Angry consumer outcries over rising prescription drug prices and new, high-cost drugs have prompted the presidential candidates to weigh in on the issue in hopes of scoring some points with voters. Hillary Clinton says she would cap Americans’ share of the cost (which would do nothing to lower the actual cost). Bernie Sanders supports a single-payer system with strict price controls. Donald Trump has even proposed allowing the importation of cheaper drugs from abroad (many of which are cheap due to price controls).
Not to be outdone by the presidential candidates, some state politicians, particularly now in Oklahoma, have also proposed a hodgepodge of bad ideas. These include disabling drug price ceilings for consumer drug plans. The beneficiaries of these proposed regulations are pharmacies, not consumers.
Here’s the deal. Obamacare requires an essential benefit package that includes some level of drug coverage. Drug benefits are generally administered by a prescription drug plan. An estimated 70 percent of Americans are enrolled in a drug plan through their employer, health insurer or Medicare Part D. Millions more -- mainly the uninsured -- have joined discount drug card programs. When millions of Americans who are enrolled in any of these drug plans walk into their neighborhood drugstore, they automatically receive discounted drug prices that have been negotiated on their behalf. However, uninsured consumers with discount drug cards and those enrolled in health plans with insurance deductibles that have not been met must still pay out of pocket for their prescriptions.
The problem for drugstores is that consumers covered by drug plans or drug cards aren’t as profitable as consumers without a plan who must pay cash.

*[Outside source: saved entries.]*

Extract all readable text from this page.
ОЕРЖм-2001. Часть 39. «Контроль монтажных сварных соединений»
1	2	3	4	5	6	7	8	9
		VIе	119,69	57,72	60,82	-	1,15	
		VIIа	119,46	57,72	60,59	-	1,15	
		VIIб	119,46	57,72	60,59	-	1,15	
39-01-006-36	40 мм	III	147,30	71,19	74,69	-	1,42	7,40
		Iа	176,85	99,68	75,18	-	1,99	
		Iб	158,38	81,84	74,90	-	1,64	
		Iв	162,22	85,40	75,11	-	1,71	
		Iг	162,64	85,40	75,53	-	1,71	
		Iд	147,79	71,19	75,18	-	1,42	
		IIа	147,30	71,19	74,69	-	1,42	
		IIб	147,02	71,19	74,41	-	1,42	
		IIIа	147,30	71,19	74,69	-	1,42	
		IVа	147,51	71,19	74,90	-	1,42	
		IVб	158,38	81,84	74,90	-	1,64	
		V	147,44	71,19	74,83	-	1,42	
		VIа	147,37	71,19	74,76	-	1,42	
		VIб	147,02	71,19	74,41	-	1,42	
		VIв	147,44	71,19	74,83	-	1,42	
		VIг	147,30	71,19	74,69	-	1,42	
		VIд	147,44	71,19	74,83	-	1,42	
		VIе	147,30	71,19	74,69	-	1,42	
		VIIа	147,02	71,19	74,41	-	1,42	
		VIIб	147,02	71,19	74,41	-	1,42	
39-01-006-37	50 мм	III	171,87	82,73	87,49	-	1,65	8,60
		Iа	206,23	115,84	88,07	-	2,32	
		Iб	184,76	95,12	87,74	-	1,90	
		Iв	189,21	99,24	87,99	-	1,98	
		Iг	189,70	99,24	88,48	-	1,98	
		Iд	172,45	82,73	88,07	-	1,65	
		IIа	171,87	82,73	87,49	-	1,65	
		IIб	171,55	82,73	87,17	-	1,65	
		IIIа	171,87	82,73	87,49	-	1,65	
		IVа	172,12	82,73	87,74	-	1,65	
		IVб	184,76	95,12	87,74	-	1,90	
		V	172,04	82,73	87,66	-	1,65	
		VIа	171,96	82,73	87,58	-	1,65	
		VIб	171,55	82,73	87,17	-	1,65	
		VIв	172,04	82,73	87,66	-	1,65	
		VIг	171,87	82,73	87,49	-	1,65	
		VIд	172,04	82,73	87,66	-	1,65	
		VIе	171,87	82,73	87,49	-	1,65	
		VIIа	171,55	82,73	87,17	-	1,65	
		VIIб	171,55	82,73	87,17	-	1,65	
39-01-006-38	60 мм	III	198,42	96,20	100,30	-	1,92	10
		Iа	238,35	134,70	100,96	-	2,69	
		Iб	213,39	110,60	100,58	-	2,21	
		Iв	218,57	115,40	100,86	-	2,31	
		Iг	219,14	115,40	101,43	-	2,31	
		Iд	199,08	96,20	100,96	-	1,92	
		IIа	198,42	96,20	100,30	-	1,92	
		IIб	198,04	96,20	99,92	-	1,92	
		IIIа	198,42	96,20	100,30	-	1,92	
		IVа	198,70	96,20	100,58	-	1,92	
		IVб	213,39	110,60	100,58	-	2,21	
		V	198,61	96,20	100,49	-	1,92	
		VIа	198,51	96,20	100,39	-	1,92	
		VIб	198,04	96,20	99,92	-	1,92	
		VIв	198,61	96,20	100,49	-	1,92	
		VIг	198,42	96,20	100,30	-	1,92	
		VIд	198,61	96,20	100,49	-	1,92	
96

Walmart has even admitted Obamacare is eating away at its pharmacies’ bottom line. Expanding drug plan coverage under Obamacare cuts into pharmacy profits. Now, drugstores want a way to raise prices on drug plan customers.
When drug plan managers designate pharmacy networks, they negotiate the lowest possible prices. Maximum allowable cost (MAC) price lists are a tool that insurance companies, drug plan managers and discount card sponsors use to define an upper payment limit on what health plans and consumers are required to pay for a given drug. Pharmacies have agreed to abide by these terms. Upper payment limits are negotiated annually with drugstores.
If state legislators are allowed to disable drug price ceilings, pharmacies will have little reason to hold down prices and would be able pass on higher costs to consumers.
State pharmacy trade associations are lobbying in support of breaking those price ceilings. The pharmacy lobby is now asking Oklahoma legislators to allow pharmacies to ignore drug discount agreements and pass price hikes on to consumers.
An existing law in Oklahoma (and many other states) already requires frequent updates to MAC lists and allows pharmacies to contest MAC prices they feel are too low. The existing laws were passed because prices for a few generic drugs were rising faster than MAC lists were being updated. Oklahoma is currently debating SB 1150 which would grant pharmacies the right to contest not only the MAC list price of any drug they dispense, but also contest other existing price limitations, such as those ceilings on co-pays and dispensing fees. This would grant Oklahoma pharmacies unprecedented pricing power over its customers enrolled in drug plans.
These laws could cost Oklahomans -- and residents of other states -- a bundle. When regulations that benefit an industry -- over consumers -- are adopted in one state, lobbyists take the battle to other state legislatures. More than a dozen states have laws regulating some aspect of MAC lists. In the past several years MAC legislation has been debated in nearly a dozen states and more will follow.
Most consumers now get price breaks on their drug costs because of the price ceilings negotiated by insurers, drug plan managers and discount card providers with pharmacies in each state. But this could all change if new laws allow drugstores to renege on negotiated contracts. Consumers, employers and taxpayers will be the ultimate loser if SB 1150 passes. Unfortunately, it could become a model for lobbyists in other states to try, as well.